- The Washington Times - Tuesday, April 16, 2002

It started out as nothing more than a Washington Capitals players-only team dinner, the annual rookies' dinner at a steakhouse in Denver. Once the roasting and toasting was done, the conversation turned to hockey, as it usually does.

There was no chairman for the night, no agenda but the topic dictated by the standings in the morning paper. The Caps one of the most talented and expensive teams in the league, one that had been tabbed by many to compete for the Stanley Cup had a record of 27-31-10-1. It was March 17, and the season was slipping away.

"There was a lot of frustration from everybody," a player acknowledged yesterday. "We knew we were better than this, but the only thing we could do on a consistent basis was not win. We couldn't beat Atlanta night-to-night. We were losing, but there were no changes [from above]. We decided there that we would do something about it ourselves."

Before the dessert dishes were picked up that long night, there was a new game plan in operation, one in which the players decided to play the rest of the season for themselves to try to rescue a campaign that seemed headed for disaster.

They came awfully close. The Caps missed postseason by two points one win or two ties or a tie and an overtime loss, anything. They played .750 hockey down their self-imposed stretch going 8-2-1-1 and picking up 18 of 24 points.

A dozen Caps confirmed the basis of this article yesterday. All were guaranteed anonymity; 11 provided details, and a 12th refused.

Two key questions emerged. One, why wasn't a desperate situation recognized for what it was far earlier than March 17? And two, how much of a factor was trading Adam Oates, which took place two days later?

Most of those players agreed the former was a good question but offered no informative answer. Was it, perhaps, the subliminal belief that there was plenty of time to bail themselves out of an embarrassing situation? No one disputed that.

"I tried to get a meeting about that before New Year's," one player said. "You could see trouble ahead, but some of the guys said that was too early. I couldn't get anybody to agree. The question I wanted to ask was why it took us three months every year to figure out something was wrong? By the time we had the rookie thing it was six months. If we had done it earlier, who knows? A lot of guys expected to make [the playoffs] no matter what, we had such a good team."

Said another: "We had plenty of meetings this season; it was a tough year. The rookie dinner started out as just that, nothing more. But guys get together, and what else were we going to talk about? We had already been playing well for a while, from the All-Star break at least [16-7-3-1 after Jan. 30], and we were a different team. We had started to jell. Jaromir Jagr was a part of us now, not an outsider. Still, a lot of guys were looking to him to bail us out, and that's what we wanted to stop. We needed everybody working, not just one line."

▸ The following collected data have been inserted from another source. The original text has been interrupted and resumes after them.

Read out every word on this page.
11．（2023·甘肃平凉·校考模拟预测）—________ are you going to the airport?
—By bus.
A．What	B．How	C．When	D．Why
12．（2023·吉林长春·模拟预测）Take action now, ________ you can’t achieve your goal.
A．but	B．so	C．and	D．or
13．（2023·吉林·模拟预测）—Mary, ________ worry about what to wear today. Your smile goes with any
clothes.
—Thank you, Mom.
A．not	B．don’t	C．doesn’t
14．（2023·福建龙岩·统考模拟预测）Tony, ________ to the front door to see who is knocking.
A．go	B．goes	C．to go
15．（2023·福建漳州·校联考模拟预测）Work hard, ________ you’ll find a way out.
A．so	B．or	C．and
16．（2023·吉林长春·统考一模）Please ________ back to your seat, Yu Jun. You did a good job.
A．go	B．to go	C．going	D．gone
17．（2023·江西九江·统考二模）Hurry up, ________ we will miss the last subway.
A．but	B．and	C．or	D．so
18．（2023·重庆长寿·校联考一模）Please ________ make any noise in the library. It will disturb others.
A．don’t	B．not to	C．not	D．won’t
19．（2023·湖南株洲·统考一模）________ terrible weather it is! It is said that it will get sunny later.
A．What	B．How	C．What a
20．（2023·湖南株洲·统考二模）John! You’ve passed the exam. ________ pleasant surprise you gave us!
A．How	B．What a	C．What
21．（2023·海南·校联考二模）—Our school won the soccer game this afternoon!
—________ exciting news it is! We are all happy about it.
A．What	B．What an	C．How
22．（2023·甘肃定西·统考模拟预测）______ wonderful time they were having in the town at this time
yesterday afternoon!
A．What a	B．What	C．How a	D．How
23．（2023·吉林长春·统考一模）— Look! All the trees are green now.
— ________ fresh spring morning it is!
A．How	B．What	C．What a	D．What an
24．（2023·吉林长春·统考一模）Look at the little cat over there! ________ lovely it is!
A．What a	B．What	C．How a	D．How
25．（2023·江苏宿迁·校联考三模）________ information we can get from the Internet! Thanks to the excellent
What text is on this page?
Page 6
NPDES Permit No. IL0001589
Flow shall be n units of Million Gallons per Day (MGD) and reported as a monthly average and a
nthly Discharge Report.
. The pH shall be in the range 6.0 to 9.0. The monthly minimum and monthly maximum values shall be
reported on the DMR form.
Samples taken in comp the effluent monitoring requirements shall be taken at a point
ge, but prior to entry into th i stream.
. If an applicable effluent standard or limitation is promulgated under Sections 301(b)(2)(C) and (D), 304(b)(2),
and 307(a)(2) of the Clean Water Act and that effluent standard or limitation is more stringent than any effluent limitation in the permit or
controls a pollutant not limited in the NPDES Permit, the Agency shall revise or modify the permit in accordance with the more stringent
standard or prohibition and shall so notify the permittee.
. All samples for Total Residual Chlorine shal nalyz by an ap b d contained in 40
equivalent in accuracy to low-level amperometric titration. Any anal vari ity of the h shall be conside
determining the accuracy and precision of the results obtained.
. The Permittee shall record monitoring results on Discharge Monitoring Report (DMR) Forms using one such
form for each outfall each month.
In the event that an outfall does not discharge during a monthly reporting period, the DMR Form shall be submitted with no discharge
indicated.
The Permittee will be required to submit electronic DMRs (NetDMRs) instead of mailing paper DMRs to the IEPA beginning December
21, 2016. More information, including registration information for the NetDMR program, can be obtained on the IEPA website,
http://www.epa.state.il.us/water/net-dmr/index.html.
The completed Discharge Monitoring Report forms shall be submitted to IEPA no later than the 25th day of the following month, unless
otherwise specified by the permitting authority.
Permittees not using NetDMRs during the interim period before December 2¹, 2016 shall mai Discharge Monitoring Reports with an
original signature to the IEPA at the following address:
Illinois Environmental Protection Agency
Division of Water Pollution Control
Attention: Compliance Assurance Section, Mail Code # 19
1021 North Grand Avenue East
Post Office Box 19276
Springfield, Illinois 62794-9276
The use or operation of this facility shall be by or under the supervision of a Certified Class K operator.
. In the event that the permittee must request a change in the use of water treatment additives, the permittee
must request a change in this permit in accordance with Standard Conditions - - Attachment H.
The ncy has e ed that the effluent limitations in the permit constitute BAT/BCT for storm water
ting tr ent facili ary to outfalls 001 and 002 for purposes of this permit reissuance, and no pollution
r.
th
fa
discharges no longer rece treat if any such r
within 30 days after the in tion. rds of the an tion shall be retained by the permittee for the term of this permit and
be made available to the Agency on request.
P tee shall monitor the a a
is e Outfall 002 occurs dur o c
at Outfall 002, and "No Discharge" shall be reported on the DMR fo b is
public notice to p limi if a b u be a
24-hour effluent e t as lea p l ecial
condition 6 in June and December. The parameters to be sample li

Oates, the 39-year-old center who is bound for the Hall of Fame, was at the meeting. Some chemistry had finally developed between him and Jagr.

"But Adam didn't treat Jags right when he got here," one player said, a statement others agreed with. "He didn't make Jagr feel welcome, feel comfortable. There was an uneasy feeling. I think [Oates] was afraid somebody would take his place with Jagr, and let's be honest, Oates is a very selfish guy. He wants his points."

That latter remark was not universally agreed on, which may illustrate the way the team was divided over its former captain.

"Oatsie took tremendous pride in playing defense; he hated to be scored on," one said. "He's not the reason we didn't make the playoffs. If he's so selfish, how did he get all those assists? You get assists for helping other players."

Said another: "When Oatsie got traded it was a turning point but in a different way. He was getting 23 minutes [of ice time] a game, and a lot of guys got a piece of that. That meant more guys contributed, more guys pitched in. But we had picked up our game before he was traded."

"But," countered a player, "did you see the way Jags' play picked up after Oatsie was traded? And he wasn't alone."

The bottom line is this: 36-33-11-2, 85 points, two less than needed.